Из-под одеяла не вылез, глядел на низкое серо-синеватое небо, на вычерненные временем деревянные дома в один или в два этажа, скорее всего – общежития или бараки, на сосны и на цветные ещё березы с осинами, грустно ему стало. Тоскливо ведь, поди, живётся в глуши лесного края. А он, столичный баловень, нежится в тепле и комфорте пусть даже и не самого совершенного, средней цены средства передвижения, теплом этим доволен и не чувствует себя перед кем-то или в чём-то виноватым. Но вдруг и в Среднем Синежтуре его ожидает тоска и студёные неуюты серо-мокрых небес? Что погнало его в Средний Синежтур?
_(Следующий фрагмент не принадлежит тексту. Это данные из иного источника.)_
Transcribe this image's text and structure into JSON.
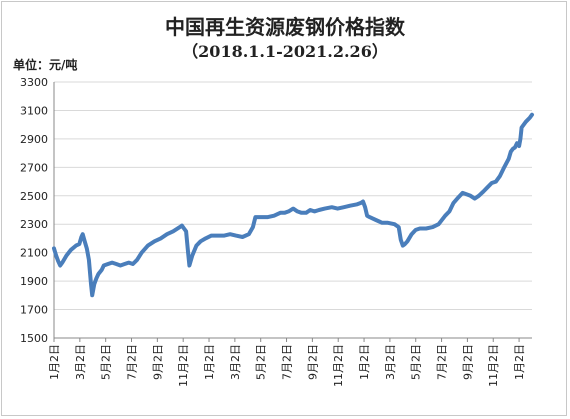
{
  "chart_data": {
    "type": "line",
    "title": "中国再生资源废钢价格指数",
    "subtitle": "（2018.1.1-2021.2.26）",
    "unit_label": "单位：元/吨",
    "xlabel": "",
    "ylabel": "",
    "ylim": [
      1500,
      3300
    ],
    "y_ticks": [
      1500,
      1700,
      1900,
      2100,
      2300,
      2500,
      2700,
      2900,
      3100,
      3300
    ],
    "x_tick_labels": [
      "1月2日",
      "3月2日",
      "5月2日",
      "7月2日",
      "9月2日",
      "11月2日",
      "1月2日",
      "3月2日",
      "5月2日",
      "7月2日",
      "9月2日",
      "11月2日",
      "1月2日",
      "3月2日",
      "5月2日",
      "7月2日",
      "9月2日",
      "11月2日",
      "1月2日"
    ],
    "grid": "horizontal",
    "legend": "none",
    "series": [
      {
        "color": "#4a7ebb",
        "points": [
          [
            "2018-01-02",
            2130
          ],
          [
            "2018-01-07",
            2080
          ],
          [
            "2018-01-12",
            2040
          ],
          [
            "2018-01-17",
            2010
          ],
          [
            "2018-01-22",
            2030
          ],
          [
            "2018-02-01",
            2080
          ],
          [
            "2018-02-12",
            2120
          ],
          [
            "2018-02-24",
            2150
          ],
          [
            "2018-03-04",
            2160
          ],
          [
            "2018-03-09",
            2210
          ],
          [
            "2018-03-12",
            2230
          ],
          [
            "2018-03-17",
            2180
          ],
          [
            "2018-03-22",
            2130
          ],
          [
            "2018-03-27",
            2050
          ],
          [
            "2018-04-01",
            1880
          ],
          [
            "2018-04-04",
            1800
          ],
          [
            "2018-04-09",
            1880
          ],
          [
            "2018-04-14",
            1920
          ],
          [
            "2018-04-19",
            1950
          ],
          [
            "2018-04-27",
            1980
          ],
          [
            "2018-05-02",
            2010
          ],
          [
            "2018-05-12",
            2020
          ],
          [
            "2018-05-22",
            2030
          ],
          [
            "2018-06-01",
            2020
          ],
          [
            "2018-06-11",
            2010
          ],
          [
            "2018-06-21",
            2020
          ],
          [
            "2018-07-01",
            2030
          ],
          [
            "2018-07-11",
            2020
          ],
          [
            "2018-07-21",
            2050
          ],
          [
            "2018-08-01",
            2100
          ],
          [
            "2018-08-16",
            2150
          ],
          [
            "2018-09-01",
            2180
          ],
          [
            "2018-09-16",
            2200
          ],
          [
            "2018-10-01",
            2230
          ],
          [
            "2018-10-16",
            2250
          ],
          [
            "2018-11-01",
            2280
          ],
          [
            "2018-11-06",
            2290
          ],
          [
            "2018-11-11",
            2270
          ],
          [
            "2018-11-16",
            2250
          ],
          [
            "2018-11-21",
            2100
          ],
          [
            "2018-11-24",
            2010
          ],
          [
            "2018-12-01",
            2080
          ],
          [
            "2018-12-11",
            2150
          ],
          [
            "2018-12-21",
            2180
          ],
          [
            "2019-01-02",
            2200
          ],
          [
            "2019-01-16",
            2220
          ],
          [
            "2019-02-01",
            2220
          ],
          [
            "2019-02-16",
            2220
          ],
          [
            "2019-03-02",
            2230
          ],
          [
            "2019-03-16",
            2220
          ],
          [
            "2019-04-01",
            2210
          ],
          [
            "2019-04-16",
            2230
          ],
          [
            "2019-04-26",
            2280
          ],
          [
            "2019-05-02",
            2350
          ],
          [
            "2019-05-12",
            2350
          ],
          [
            "2019-06-01",
            2350
          ],
          [
            "2019-06-16",
            2360
          ],
          [
            "2019-07-01",
            2380
          ],
          [
            "2019-07-11",
            2380
          ],
          [
            "2019-07-21",
            2390
          ],
          [
            "2019-08-01",
            2410
          ],
          [
            "2019-08-11",
            2390
          ],
          [
            "2019-08-21",
            2380
          ],
          [
            "2019-09-01",
            2380
          ],
          [
            "2019-09-11",
            2400
          ],
          [
            "2019-09-21",
            2390
          ],
          [
            "2019-10-02",
            2400
          ],
          [
            "2019-10-16",
            2410
          ],
          [
            "2019-11-02",
            2420
          ],
          [
            "2019-11-16",
            2410
          ],
          [
            "2019-12-01",
            2420
          ],
          [
            "2019-12-16",
            2430
          ],
          [
            "2020-01-02",
            2440
          ],
          [
            "2020-01-11",
            2450
          ],
          [
            "2020-01-16",
            2460
          ],
          [
            "2020-01-21",
            2420
          ],
          [
            "2020-01-26",
            2360
          ],
          [
            "2020-02-01",
            2350
          ],
          [
            "2020-02-16",
            2330
          ],
          [
            "2020-03-02",
            2310
          ],
          [
            "2020-03-16",
            2310
          ],
          [
            "2020-04-01",
            2300
          ],
          [
            "2020-04-11",
            2280
          ],
          [
            "2020-04-16",
            2190
          ],
          [
            "2020-04-21",
            2150
          ],
          [
            "2020-04-26",
            2160
          ],
          [
            "2020-05-02",
            2180
          ],
          [
            "2020-05-12",
            2230
          ],
          [
            "2020-05-22",
            2260
          ],
          [
            "2020-06-01",
            2270
          ],
          [
            "2020-06-16",
            2270
          ],
          [
            "2020-07-02",
            2280
          ],
          [
            "2020-07-16",
            2300
          ],
          [
            "2020-08-01",
            2360
          ],
          [
            "2020-08-11",
            2390
          ],
          [
            "2020-08-21",
            2450
          ],
          [
            "2020-09-02",
            2490
          ],
          [
            "2020-09-12",
            2520
          ],
          [
            "2020-09-22",
            2510
          ],
          [
            "2020-10-01",
            2500
          ],
          [
            "2020-10-11",
            2480
          ],
          [
            "2020-10-21",
            2500
          ],
          [
            "2020-11-01",
            2530
          ],
          [
            "2020-11-11",
            2560
          ],
          [
            "2020-11-21",
            2590
          ],
          [
            "2020-12-01",
            2600
          ],
          [
            "2020-12-11",
            2640
          ],
          [
            "2020-12-21",
            2700
          ],
          [
            "2021-01-01",
            2760
          ],
          [
            "2021-01-06",
            2810
          ],
          [
            "2021-01-11",
            2830
          ],
          [
            "2021-01-16",
            2840
          ],
          [
            "2021-01-21",
            2870
          ],
          [
            "2021-01-26",
            2850
          ],
          [
            "2021-01-29",
            2900
          ],
          [
            "2021-02-01",
            2980
          ],
          [
            "2021-02-11",
            3020
          ],
          [
            "2021-02-21",
            3050
          ],
          [
            "2021-02-26",
            3070
          ]
        ]
      }
    ]
  }
}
Затея, вполне возможно, вздорно-развлекательная с надеждой на трехдневные забавы. Но к кому и к чему он вернётся в Москву, есть ли в его жизни и там (или где-нибудь вообще) подлинные комфорты и тепло?
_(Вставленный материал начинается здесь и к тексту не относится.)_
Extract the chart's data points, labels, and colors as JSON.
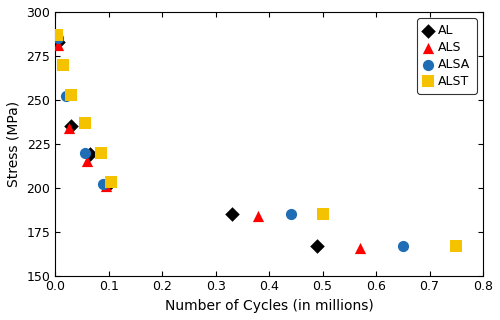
{
  "xlabel": "Number of Cycles (in millions)",
  "ylabel": "Stress (MPa)",
  "xlim": [
    0,
    0.8
  ],
  "ylim": [
    150,
    300
  ],
  "xticks": [
    0.0,
    0.1,
    0.2,
    0.3,
    0.4,
    0.5,
    0.6,
    0.7,
    0.8
  ],
  "yticks": [
    150,
    175,
    200,
    225,
    250,
    275,
    300
  ],
  "AL": {
    "color": "black",
    "marker": "D",
    "s": 55,
    "x": [
      0.005,
      0.03,
      0.065,
      0.1,
      0.33,
      0.49
    ],
    "y": [
      283,
      235,
      219,
      202,
      185,
      167
    ]
  },
  "ALS": {
    "color": "red",
    "marker": "^",
    "s": 65,
    "x": [
      0.005,
      0.025,
      0.06,
      0.095,
      0.38,
      0.57
    ],
    "y": [
      281,
      234,
      215,
      201,
      184,
      166
    ]
  },
  "ALSA": {
    "color": "#1e6db5",
    "marker": "o",
    "s": 65,
    "x": [
      0.005,
      0.02,
      0.055,
      0.09,
      0.44,
      0.65
    ],
    "y": [
      285,
      252,
      220,
      202,
      185,
      167
    ]
  },
  "ALST": {
    "color": "#f5c200",
    "marker": "s",
    "s": 70,
    "x": [
      0.003,
      0.015,
      0.03,
      0.055,
      0.085,
      0.105,
      0.5,
      0.75
    ],
    "y": [
      287,
      270,
      253,
      237,
      220,
      203,
      185,
      167
    ]
  },
  "background_color": "#ffffff",
  "legend_loc": "upper right"
}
На перроне, а поезд уже отправлялся, Ковригин увидел попутчика (имя его так и осталось неизвестным, а потому пусть он будет – Чтобивамхотелось). Тот стоял под дождём, чемодан утвердив на асфальте, курил, будто бы растерянный или расстроенный. Никто не подходил к нему. И вдруг не то чтобы подошёл, а подскочил с фигурно-клоунскими прыжками знакомый Ковригину голый козлоногий мужик, подскочил, что-то чуть ли не в радости стал говорить, а потом и поднёс ко рту свирель.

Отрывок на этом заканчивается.